A questão do acesso equitativo também é relevante: o protocolo de terapia assistida por psicodélicos envolve múltiplas sessões de preparação e integração com terapeutas treinados, o que eleva significativamente o custo em comparação com a farmacoterapia convencional. Sem políticas de reembolso adequadas, há risco de que a terapia se torne acessível apenas para pacientes de alto poder aquisitivo.
Conclusão: uma janela terapêutica que se abre
A ordem executiva de abril de 2026 representa o reconhecimento institucional de que as evidências científicas acumuladas nas últimas duas décadas justificam uma mudança de abordagem regulatória em relação aos psicodélicos. Não se trata de liberalização irrestrita, mas de integração dessas substâncias ao arsenal terapêutico psiquiátrico sob supervisão rigorosa e baseada em evidências.

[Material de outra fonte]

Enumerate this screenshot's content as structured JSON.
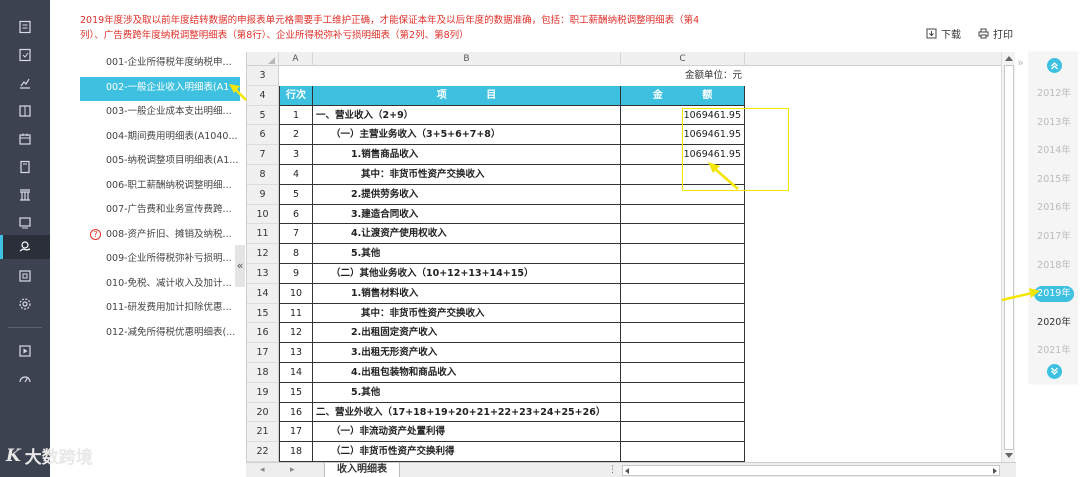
{
  "notice": "2019年度涉及取以前年度结转数据的申报表单元格需要手工维护正确，才能保证本年及以后年度的数据准确，包括：职工薪酬纳税调整明细表（第4列）、广告费跨年度纳税调整明细表（第8行）、企业所得税弥补亏损明细表（第2列、第8列）",
  "toolbar": {
    "download": "下载",
    "print": "打印"
  },
  "sidebar": {
    "items": [
      {
        "label": "001-企业所得税年度纳税申..."
      },
      {
        "label": "002-一般企业收入明细表(A1"
      },
      {
        "label": "003-一般企业成本支出明细..."
      },
      {
        "label": "004-期间费用明细表(A1040..."
      },
      {
        "label": "005-纳税调整项目明细表(A1..."
      },
      {
        "label": "006-职工薪酬纳税调整明细..."
      },
      {
        "label": "007-广告费和业务宣传费跨..."
      },
      {
        "label": "008-资产折旧、摊销及纳税..."
      },
      {
        "label": "009-企业所得税弥补亏损明..."
      },
      {
        "label": "010-免税、减计收入及加计..."
      },
      {
        "label": "011-研发费用加计扣除优惠..."
      },
      {
        "label": "012-减免所得税优惠明细表(..."
      }
    ],
    "warn_glyph": "?"
  },
  "collapse": "«",
  "sheet": {
    "col_headers": {
      "A": "A",
      "B": "B",
      "C": "C"
    },
    "unit_label": "金额单位：元",
    "head": {
      "rownum": "4",
      "a": "行次",
      "b": "项 目",
      "c": "金 额"
    },
    "rows": [
      {
        "n": "5",
        "a": "1",
        "b": "一、营业收入（2+9）",
        "c": "1069461.95",
        "lvl": 0
      },
      {
        "n": "6",
        "a": "2",
        "b": "（一）主营业务收入（3+5+6+7+8）",
        "c": "1069461.95",
        "lvl": 1
      },
      {
        "n": "7",
        "a": "3",
        "b": "1.销售商品收入",
        "c": "1069461.95",
        "lvl": 2
      },
      {
        "n": "8",
        "a": "4",
        "b": "其中：非货币性资产交换收入",
        "c": "",
        "lvl": 3
      },
      {
        "n": "9",
        "a": "5",
        "b": "2.提供劳务收入",
        "c": "",
        "lvl": 2
      },
      {
        "n": "10",
        "a": "6",
        "b": "3.建造合同收入",
        "c": "",
        "lvl": 2
      },
      {
        "n": "11",
        "a": "7",
        "b": "4.让渡资产使用权收入",
        "c": "",
        "lvl": 2
      },
      {
        "n": "12",
        "a": "8",
        "b": "5.其他",
        "c": "",
        "lvl": 2
      },
      {
        "n": "13",
        "a": "9",
        "b": "（二）其他业务收入（10+12+13+14+15）",
        "c": "",
        "lvl": 1
      },
      {
        "n": "14",
        "a": "10",
        "b": "1.销售材料收入",
        "c": "",
        "lvl": 2
      },
      {
        "n": "15",
        "a": "11",
        "b": "其中：非货币性资产交换收入",
        "c": "",
        "lvl": 3
      },
      {
        "n": "16",
        "a": "12",
        "b": "2.出租固定资产收入",
        "c": "",
        "lvl": 2
      },
      {
        "n": "17",
        "a": "13",
        "b": "3.出租无形资产收入",
        "c": "",
        "lvl": 2
      },
      {
        "n": "18",
        "a": "14",
        "b": "4.出租包装物和商品收入",
        "c": "",
        "lvl": 2
      },
      {
        "n": "19",
        "a": "15",
        "b": "5.其他",
        "c": "",
        "lvl": 2
      },
      {
        "n": "20",
        "a": "16",
        "b": "二、营业外收入（17+18+19+20+21+22+23+24+25+26）",
        "c": "",
        "lvl": 0
      },
      {
        "n": "21",
        "a": "17",
        "b": "（一）非流动资产处置利得",
        "c": "",
        "lvl": 1
      },
      {
        "n": "22",
        "a": "18",
        "b": "（二）非货币性资产交换利得",
        "c": "",
        "lvl": 1
      }
    ],
    "row3": "3"
  },
  "tabs": {
    "active": "收入明细表",
    "nav_prev": "◂",
    "nav_next": "▸",
    "menu": "⋮"
  },
  "years": {
    "list": [
      "2012年",
      "2013年",
      "2014年",
      "2015年",
      "2016年",
      "2017年",
      "2018年",
      "2019年",
      "2020年",
      "2021年"
    ],
    "selected": "2019年",
    "panel_toggle": "»"
  },
  "watermark": {
    "logo": "K",
    "text": "大数跨境"
  },
  "colors": {
    "accent": "#3ec1e0",
    "rail": "#3c4250",
    "notice": "#e0302a",
    "annotation": "#f5e600"
  },
  "rail_icons": [
    "report-icon",
    "declare-icon",
    "chart-icon",
    "ledger-icon",
    "calendar-icon",
    "book-icon",
    "building-icon",
    "monitor-icon",
    "hand-coin-icon",
    "document-icon",
    "settings-icon",
    "play-icon",
    "gauge-icon"
  ]
}
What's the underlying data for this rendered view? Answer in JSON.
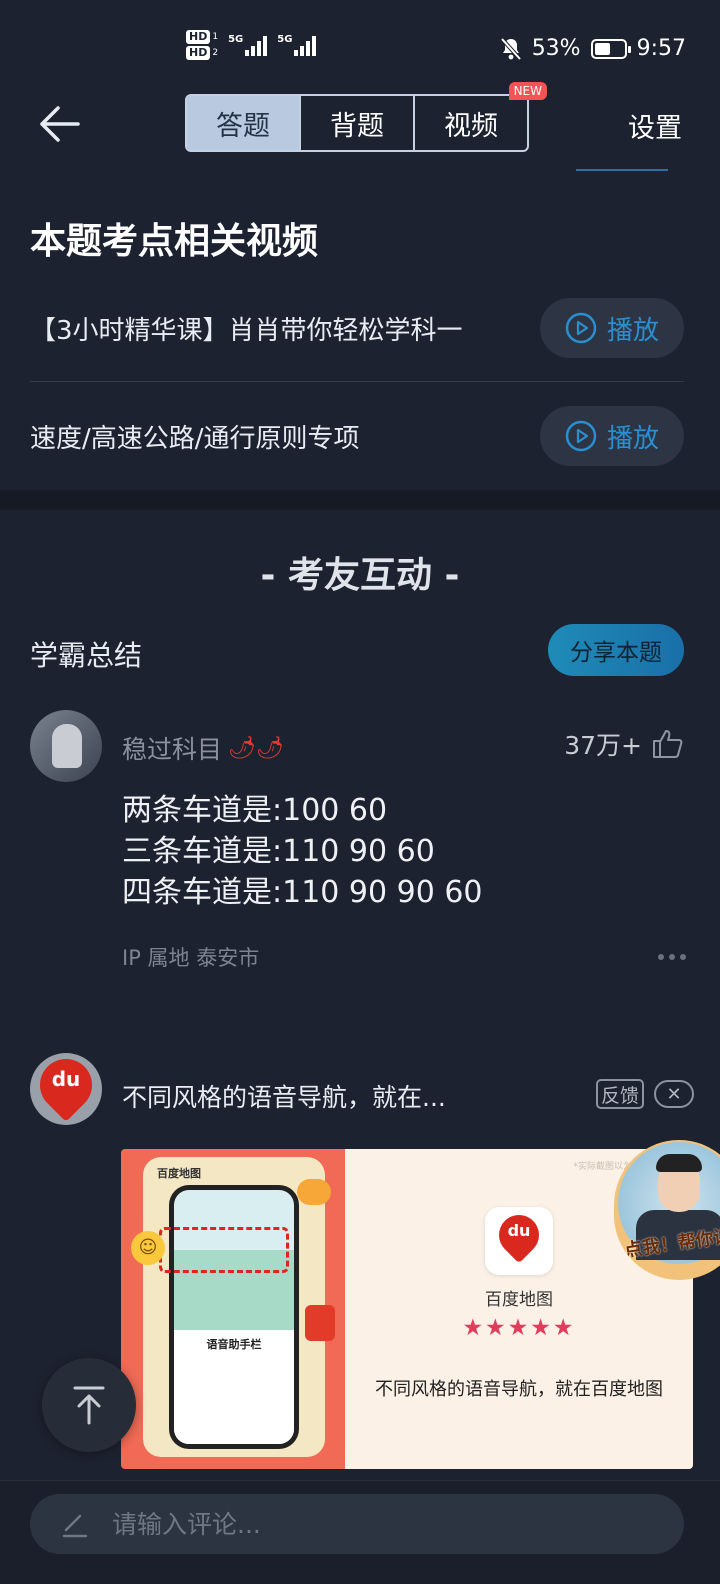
{
  "status_bar": {
    "hd1": "HD",
    "hd1_sub": "1",
    "hd2": "HD",
    "hd2_sub": "2",
    "net1": "5G",
    "net2": "5G",
    "battery_text": "53%",
    "battery_level": 0.53,
    "time": "9:57"
  },
  "header": {
    "tabs": [
      {
        "label": "答题",
        "active": true
      },
      {
        "label": "背题",
        "active": false
      },
      {
        "label": "视频",
        "active": false
      }
    ],
    "new_badge": "NEW",
    "settings_label": "设置"
  },
  "related_videos": {
    "title": "本题考点相关视频",
    "items": [
      {
        "title": "【3小时精华课】肖肖带你轻松学科一",
        "play_label": "播放"
      },
      {
        "title": "速度/高速公路/通行原则专项",
        "play_label": "播放"
      }
    ]
  },
  "interaction": {
    "title": "- 考友互动 -",
    "summary_label": "学霸总结",
    "share_label": "分享本题"
  },
  "comment": {
    "username": "稳过科目",
    "chili": "🌶🌶",
    "likes": "37万+",
    "lines": [
      "两条车道是:100  60",
      "三条车道是:110  90  60",
      "四条车道是:110  90  90  60"
    ],
    "ip_location": "IP 属地 泰安市"
  },
  "ad": {
    "avatar_text": "du",
    "title": "不同风格的语音导航，就在...",
    "feedback_label": "反馈",
    "close_label": "✕",
    "left_brand": "百度地图",
    "left_voice": "语音助手栏",
    "tiny_note": "*实际截图以为准",
    "app_icon_text": "du",
    "app_name": "百度地图",
    "stars": "★★★★★",
    "rating": 4.5,
    "description": "不同风格的语音导航，就在百度地图",
    "host_cta": "点我！帮你讲"
  },
  "bottom": {
    "comment_placeholder": "请输入评论..."
  },
  "colors": {
    "background": "#1d2230",
    "play_accent": "#2a8fd0",
    "share_gradient_start": "#1f8bb8",
    "tab_active": "#b8c9e0",
    "badge_red": "#f05454"
  }
}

Para o profissional de saúde mental brasileiro, o momento exige acompanhamento atento da literatura, diálogo com as entidades regulatórias e, sobretudo, compromisso com a ciência como base para qualquer decisão clínica.
Fontes: STAT News / Nature Medicine 2023 / NEJM 2021 / COMPASS Pathways / MAPS/Lykos Therapeutics / National Center for PTSD
Conteúdo educativo. Não substitui consulta médica profissional.